Довольно много и довольно часто мне приходилось уже рассказывать о семинаре Бориса Натановича Стругацкого, и по поводу общения с ним, и со старшим братом, с которым я общался меньше, но тоже общался… И мне не хотелось бы ни повторяться, ни вдаваться в какие-то сентиментальные детали. Ведь об этом можно рассказывать до бесконечности, но только при условии, если кому-то это интересно.
Семинар был организован, насколько я помню, в 73-м году — один из семинаров при секции научно-фантастической, научно-популярной и научно-художественной литературы (одна из секций тогдашнего Ленинградского отделения Союза писателей СССР). Первые одно или два заседания возглавлял Илья Иосифович Варшавский, тоже замечательный человек. Я с ним лично познакомиться не успел, мы разминулись во времени. И он, насколько я по чужим рассказам могу судить и насколько я эти рассказы помню, не очень увлекся семинаром и не очень увлек собой тогдашних молодых фантастов, многим из которых уже в ту пору было гораздо больше лет, чем мне, когда я на семинар пришел. И он, может быть, и затих бы, этот семинар, если бы не уговорили Стругацкого.
Сначала, насколько мне известно, Борис Натанович очень сопротивлялся, не хотел браться за руководство семинаром. Но обо всем этом можно и прочитать при желании, об этом написано. Я не знаю, насколько подробно стоит об этом говорить…
Получилось так, что в марте 1974-го года я впервые пришел как раз чуть ли не на то ли второе, то ли третье, то ли даже первое — нет, точно не первое, — заседание семинара молодых фантастов, которое вел Борис Натанович Стругацкий. Мне повезло появиться буквально к началу жизни семинара. Там, среди тогдашних молодых, были такие замечательные писатели, уже проявившие или почти проявившие себя, как Ольга Ларионова, Александр Щербаков, Андрей Балабуха, Феликс Суркис и ряд других, не столь выказавших себя уже впоследствии в фантастике и не ставших авторами, в общем, ну, по-хорошему сказать, второго ряда.
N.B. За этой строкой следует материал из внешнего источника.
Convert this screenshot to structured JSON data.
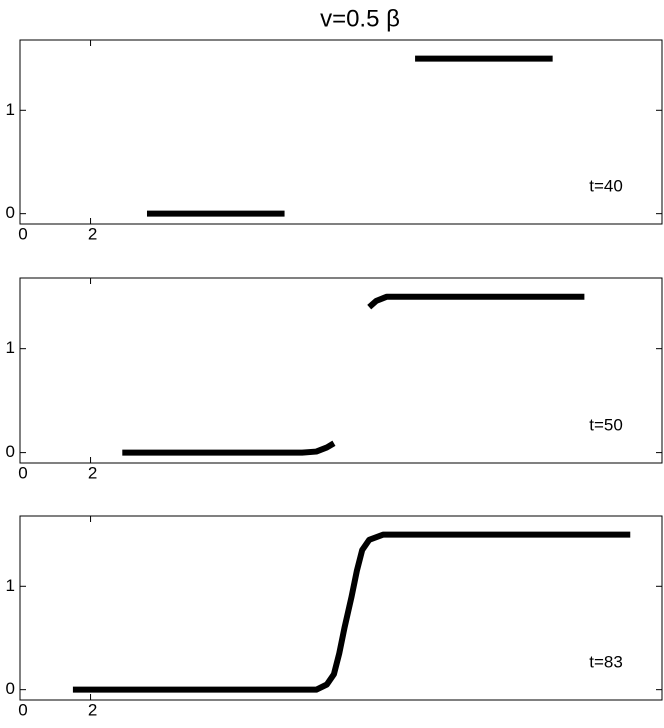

Тогда это были молодые фантасты, которые спорили, которые обсуждали свои произведения. Если текст был небольшим, его прямо зачитывали на семинаре, если он был большим — его сначала пускали по рукам, а потом обсуждали уже без чтения или с чтением отрывка. Небольшие рассказы Борис Натанович, если автор не присутствовал на семинаре, зачитывал сам. Он очень хороший был, кстати, и чтец тоже! И вот, скажем, замечательный одесский фантаст, светлая ему память, Боря Штерн…. Его рассказы, которые он присылал на семинар для обсуждения, всегда зачитывал Борис Натанович. И они от этого очень сильно выигрывали, должен это сказать честно, потому что при чтении глазами, на мой взгляд, уже не возникало того искрометного ощущения игрового, реально прожитого парадоксального эпизода живой жизни, как когда, скажем, рассказы Штерна «Чья планета» или «Дом» зачитывал Борис Натанович в семинаре вслух. Наверное, отчасти именно поэтому Боря всегда получал самые высокие оценки.
Потом возникла естественная смена поколений. Такие крупные имена продолжали на семинаре присутствовать, но они уже были, как бы сказать… не в большинстве. Как мы в свое время шутили: мэтр — один, потом децимэтры, сантимэтры и, наконец, миллимэтры — это молодая поросль, те, которые иногда приходили, иногда уходили, иногда, с ходу разочаровавшись (им, наверное, казалось, что тут их сразу опубликуют), покидали семинар, даже не успев обсудиться.
Придумали систему для оживляжа — систему бросания 13-ти копеек. Высший балл — 13 копеек, низший балл — 1 копейка. Ноля не было. Каждый семинарист после заседания оценивал выслушанное или обсужденное произведение по 13-балльной системе и соответствующее количество тогдашних копеек бросал на стол. И потом герой вечера на эти деньги… Значит, семинар начинался в семь вечера, кончался обычно в десять, а кафе в Союзе писателей закрывалось в одиннадцать, стало быть, оставался еще час. Мы просто не могли, как правило, разойтись, особенно если заседания были интересными. Мы шли, пили кофе, продолжая договаривать, доспоривать, и тот, кто получил все эти деньги-баллы, вот на эти деньги нас и поил кофе. А фишка была в том, что чашка черного кофе стоила именно 13 копеек тогда, поэтому максимальный балл обеспечивал одну чашку кофе для героя дня, и этой чашкой он мог, скажем, угостить того, кто эти 13 копеек, например, положил. Хотя система вкладов была анонимной: в конверт вкладывали копейки, никто не знал, кто сколько копеек, от одной до 13-ти, туда положил. Вычислялся потом средний балл. Были вот такие детали… Это было очень весело.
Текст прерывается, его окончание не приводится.